La copertura dei costi di esercizio, non conseguibile attraverso i ricavi
gestionali, viene prevista con contributi in conto esercizio a carico dei soci
della Fondazione Museo Betile. Ciò che comporterebbe una precisa e
pluriennale assunzione di impegno da parte dei soci prima della decisione di
implementazione dell’investimento.
23
4. Conclusioni
L’adozione del modello di pianificazione e valutazione del sistema di
controllo manageriale ha indubbiamente il pregio di definire le condizioni che
possono concorrere ad accrescere la probabilità di conseguire gli obiettivi
strategici. Ma è altresì importante tenere conto del fatto che “il processo di
pianificazione genera la missione, le aree chiave di risultato, i fini e gli scopi
che l’organizzazione cerca di perseguire. Tutto ciò deve essere il contenuto
del processo di valutazione della performance” (Flamholtz, 1996).
La valutazione degli investimenti pubblici, soprattutto nella sua
dimensione ex-ante, svolge un ruolo particolarmente rilevante nei processi
di pianificazione delle aziende pubbliche in quanto opera da supporto
informativo al processo decisionale. In altre parole, la valutazione degli
investimenti pubblici può avere un ruolo non solamente nel determinare gli
effetti connessi ad una scelta comunque effettuata dal decisore politico, ma
dovrebbe essere considerata parte integrante del processo decisionale nella
stessa fase di assunzione della decisione.

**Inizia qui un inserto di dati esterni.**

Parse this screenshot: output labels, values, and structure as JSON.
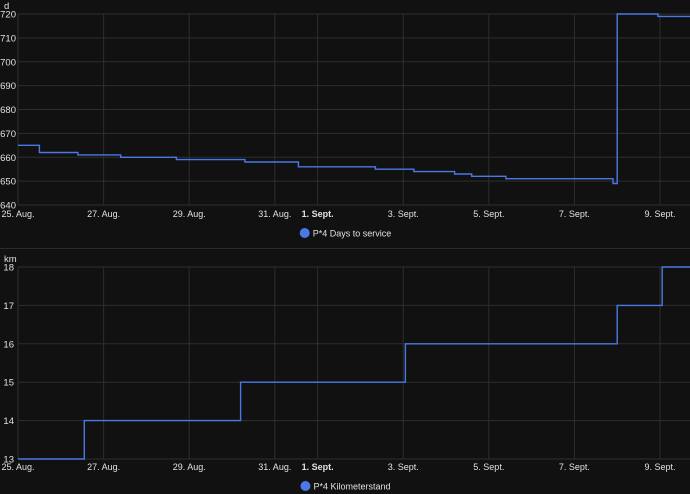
{
  "colors": {
    "background": "#111111",
    "grid": "#2e2e2e",
    "line": "#4a78e6",
    "text": "#e1e1e1"
  },
  "chart_data": [
    {
      "type": "line",
      "step": true,
      "unit_label": "d",
      "x_ticks": [
        "25. Aug.",
        "27. Aug.",
        "29. Aug.",
        "31. Aug.",
        "1. Sept.",
        "3. Sept.",
        "5. Sept.",
        "7. Sept.",
        "9. Sept."
      ],
      "x_tick_days": [
        0,
        2,
        4,
        6,
        7,
        9,
        11,
        13,
        15
      ],
      "bold_tick": "1. Sept.",
      "x_range_days": [
        0,
        15.7
      ],
      "y_ticks": [
        640,
        650,
        660,
        670,
        680,
        690,
        700,
        710,
        720
      ],
      "ylim": [
        640,
        720
      ],
      "grid": true,
      "legend_position": "bottom-center",
      "series": [
        {
          "name": "P*4 Days to service",
          "points": [
            [
              0,
              665
            ],
            [
              0.5,
              665
            ],
            [
              0.5,
              662
            ],
            [
              1.4,
              662
            ],
            [
              1.4,
              661
            ],
            [
              2.4,
              661
            ],
            [
              2.4,
              660
            ],
            [
              3.7,
              660
            ],
            [
              3.7,
              659
            ],
            [
              5.3,
              659
            ],
            [
              5.3,
              658
            ],
            [
              6.55,
              658
            ],
            [
              6.55,
              656
            ],
            [
              8.35,
              656
            ],
            [
              8.35,
              655
            ],
            [
              9.25,
              655
            ],
            [
              9.25,
              654
            ],
            [
              10.2,
              654
            ],
            [
              10.2,
              653
            ],
            [
              10.6,
              653
            ],
            [
              10.6,
              652
            ],
            [
              11.4,
              652
            ],
            [
              11.4,
              651
            ],
            [
              13.9,
              651
            ],
            [
              13.9,
              649
            ],
            [
              14.0,
              649
            ],
            [
              14.0,
              720
            ],
            [
              14.95,
              720
            ],
            [
              14.95,
              719
            ],
            [
              15.7,
              719
            ]
          ]
        }
      ]
    },
    {
      "type": "line",
      "step": true,
      "unit_label": "km",
      "x_ticks": [
        "25. Aug.",
        "27. Aug.",
        "29. Aug.",
        "31. Aug.",
        "1. Sept.",
        "3. Sept.",
        "5. Sept.",
        "7. Sept.",
        "9. Sept."
      ],
      "x_tick_days": [
        0,
        2,
        4,
        6,
        7,
        9,
        11,
        13,
        15
      ],
      "bold_tick": "1. Sept.",
      "x_range_days": [
        0,
        15.7
      ],
      "y_ticks": [
        13,
        14,
        15,
        16,
        17,
        18
      ],
      "ylim": [
        13,
        18
      ],
      "grid": true,
      "legend_position": "bottom-center",
      "series": [
        {
          "name": "P*4 Kilometerstand",
          "points": [
            [
              0,
              13
            ],
            [
              1.55,
              13
            ],
            [
              1.55,
              14
            ],
            [
              5.2,
              14
            ],
            [
              5.2,
              15
            ],
            [
              9.05,
              15
            ],
            [
              9.05,
              16
            ],
            [
              14.0,
              16
            ],
            [
              14.0,
              17
            ],
            [
              15.05,
              17
            ],
            [
              15.05,
              18
            ],
            [
              15.7,
              18
            ]
          ]
        }
      ]
    }
  ]
}
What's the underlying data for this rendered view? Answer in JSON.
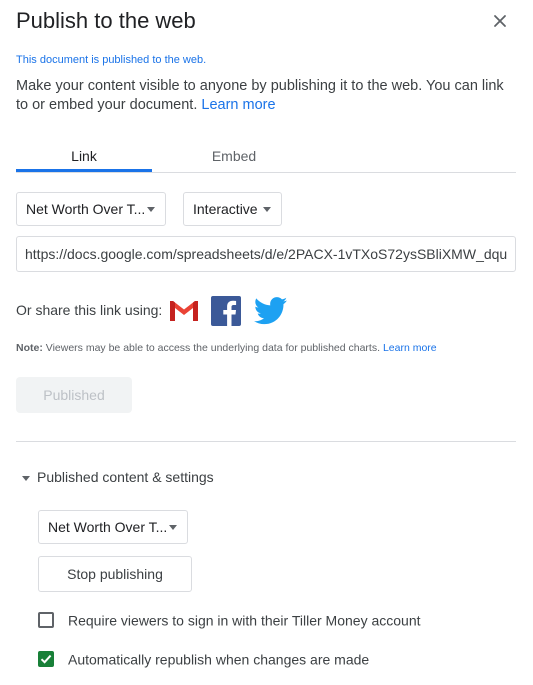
{
  "dialog": {
    "title": "Publish to the web",
    "status": "This document is published to the web.",
    "description": "Make your content visible to anyone by publishing it to the web. You can link to or embed your document.",
    "learn_more": "Learn more"
  },
  "tabs": [
    {
      "label": "Link",
      "active": true
    },
    {
      "label": "Embed",
      "active": false
    }
  ],
  "link": {
    "sheet_select": "Net Worth Over T...",
    "format_select": "Interactive",
    "url": "https://docs.google.com/spreadsheets/d/e/2PACX-1vTXoS72ysSBliXMW_dqu",
    "share_label": "Or share this link using:",
    "share_icons": [
      "gmail-icon",
      "facebook-icon",
      "twitter-icon"
    ],
    "note_prefix": "Note:",
    "note_text": "Viewers may be able to access the underlying data for published charts.",
    "note_link": "Learn more",
    "published_button": "Published"
  },
  "settings": {
    "section_label": "Published content & settings",
    "sheet_select": "Net Worth Over T...",
    "stop_button": "Stop publishing",
    "checkboxes": [
      {
        "label": "Require viewers to sign in with their Tiller Money account",
        "checked": false
      },
      {
        "label": "Automatically republish when changes are made",
        "checked": true
      }
    ]
  },
  "colors": {
    "accent": "#1a73e8",
    "checkbox_checked": "#188038",
    "gmail_red": "#EA4335",
    "facebook_blue": "#3B5998",
    "twitter_blue": "#1DA1F2"
  }
}
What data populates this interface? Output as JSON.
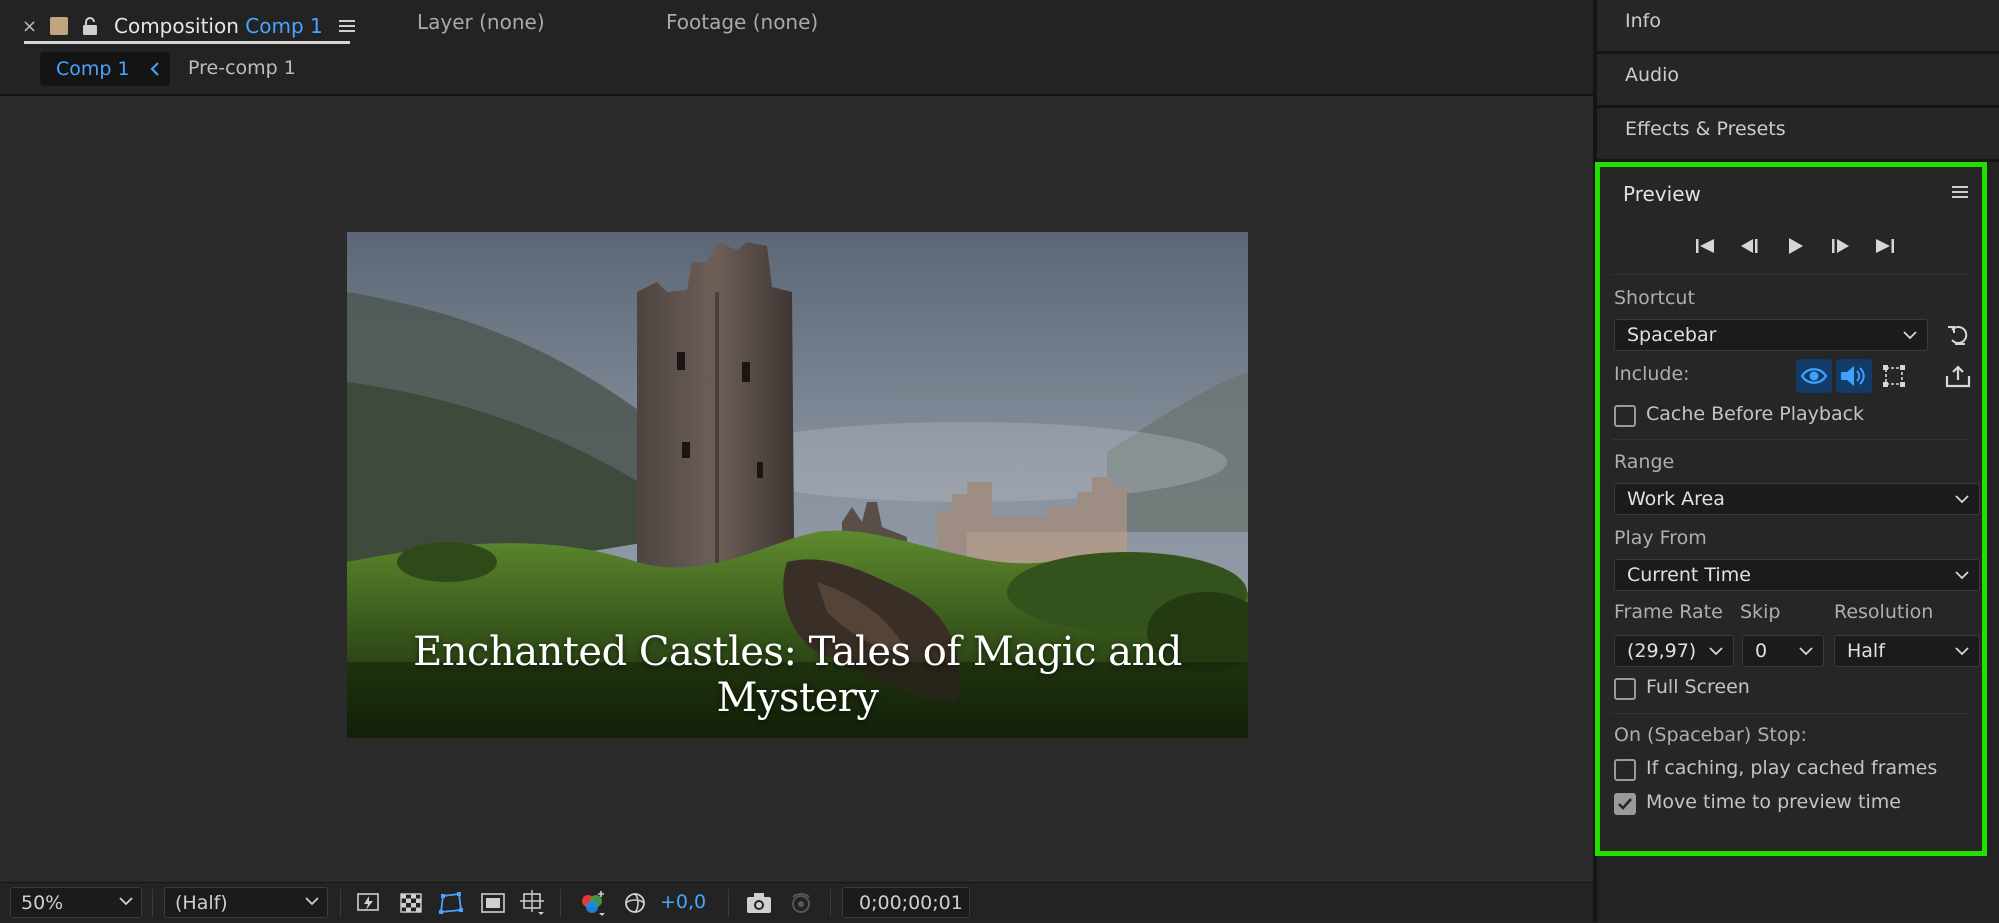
{
  "composition_panel": {
    "tab": {
      "prefix": "Composition",
      "name": "Comp 1"
    },
    "other_tabs": {
      "layer": "Layer (none)",
      "footage": "Footage (none)"
    },
    "breadcrumbs": [
      "Comp 1",
      "Pre-comp 1"
    ],
    "frame_title": "Enchanted Castles: Tales of Magic and Mystery",
    "bottom_bar": {
      "zoom": "50%",
      "resolution": "(Half)",
      "exposure": "+0,0",
      "timecode": "0;00;00;01",
      "icons": [
        "fast-previews-icon",
        "transparency-grid-icon",
        "mask-visibility-icon",
        "region-of-interest-icon",
        "grid-guides-icon",
        "color-channel-icon",
        "reset-exposure-icon",
        "snapshot-icon",
        "show-snapshot-icon"
      ]
    }
  },
  "right_panels": {
    "info": "Info",
    "audio": "Audio",
    "effects": "Effects & Presets",
    "preview": {
      "title": "Preview",
      "transport_icons": [
        "first-frame-icon",
        "previous-frame-icon",
        "play-icon",
        "next-frame-icon",
        "last-frame-icon"
      ],
      "shortcut_label": "Shortcut",
      "shortcut_value": "Spacebar",
      "include_label": "Include:",
      "include_video_on": true,
      "include_audio_on": true,
      "include_overlays_on": false,
      "cache_before_playback": {
        "label": "Cache Before Playback",
        "checked": false
      },
      "range_label": "Range",
      "range_value": "Work Area",
      "play_from_label": "Play From",
      "play_from_value": "Current Time",
      "frame_rate_label": "Frame Rate",
      "frame_rate_value": "(29,97)",
      "skip_label": "Skip",
      "skip_value": "0",
      "resolution_label": "Resolution",
      "resolution_value": "Half",
      "full_screen": {
        "label": "Full Screen",
        "checked": false
      },
      "on_stop_label": "On (Spacebar) Stop:",
      "if_caching": {
        "label": "If caching, play cached frames",
        "checked": false
      },
      "move_time": {
        "label": "Move time to preview time",
        "checked": true
      }
    }
  },
  "colors": {
    "accent": "#4aa3ff",
    "highlight_box": "#22e000",
    "panel_bg": "#232323",
    "viewer_bg": "#2b2b2b"
  }
}
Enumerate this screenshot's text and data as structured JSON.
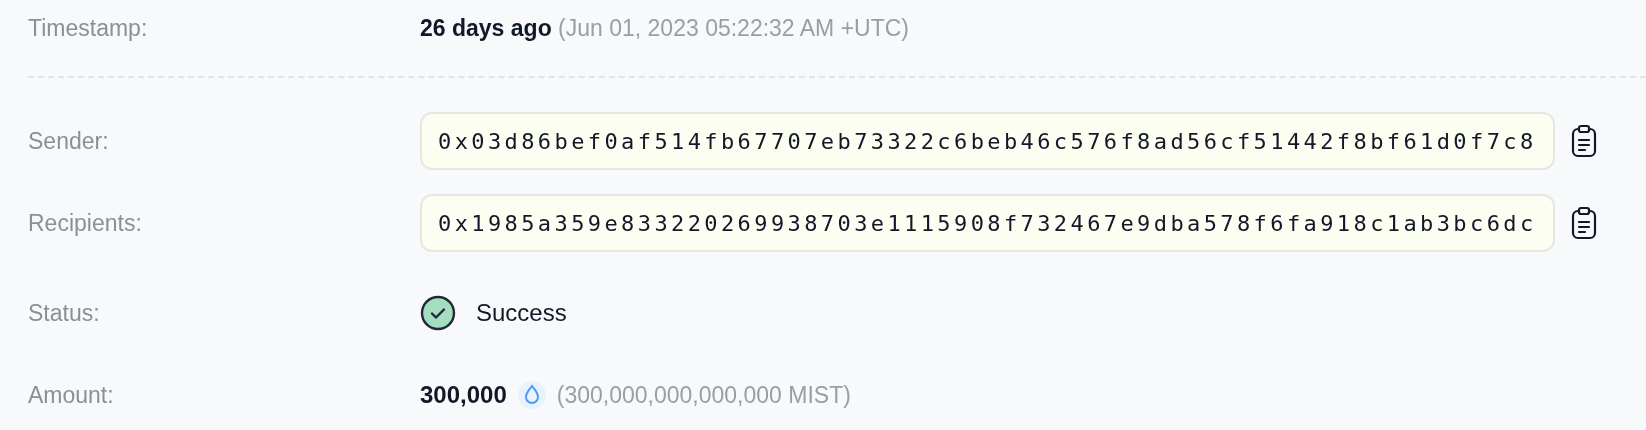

Alcuni aspetti non affrontati nel presente lavoro rappresentano utili
spunti per ulteriori ricerche come, ad esempio, l’assetto manageriale per la
gestione dell’opera. Tale aspetto incide su vari fattori, quali la capacità di
ritorno dell'investimento, il quale, a sua volta, dipende anche dalle qualità
del management (ad esempio, in un ambito differente, questo è un fattore
importante nelle valutazioni di investimento dei venture capitalist e dei
business angel). Infatti, se è vero che negli studi di fattibilità il modello di
gestione è uno degli elementi di valutazione, tuttavia la “qualità” del
management necessita di ulteriori approfondimenti.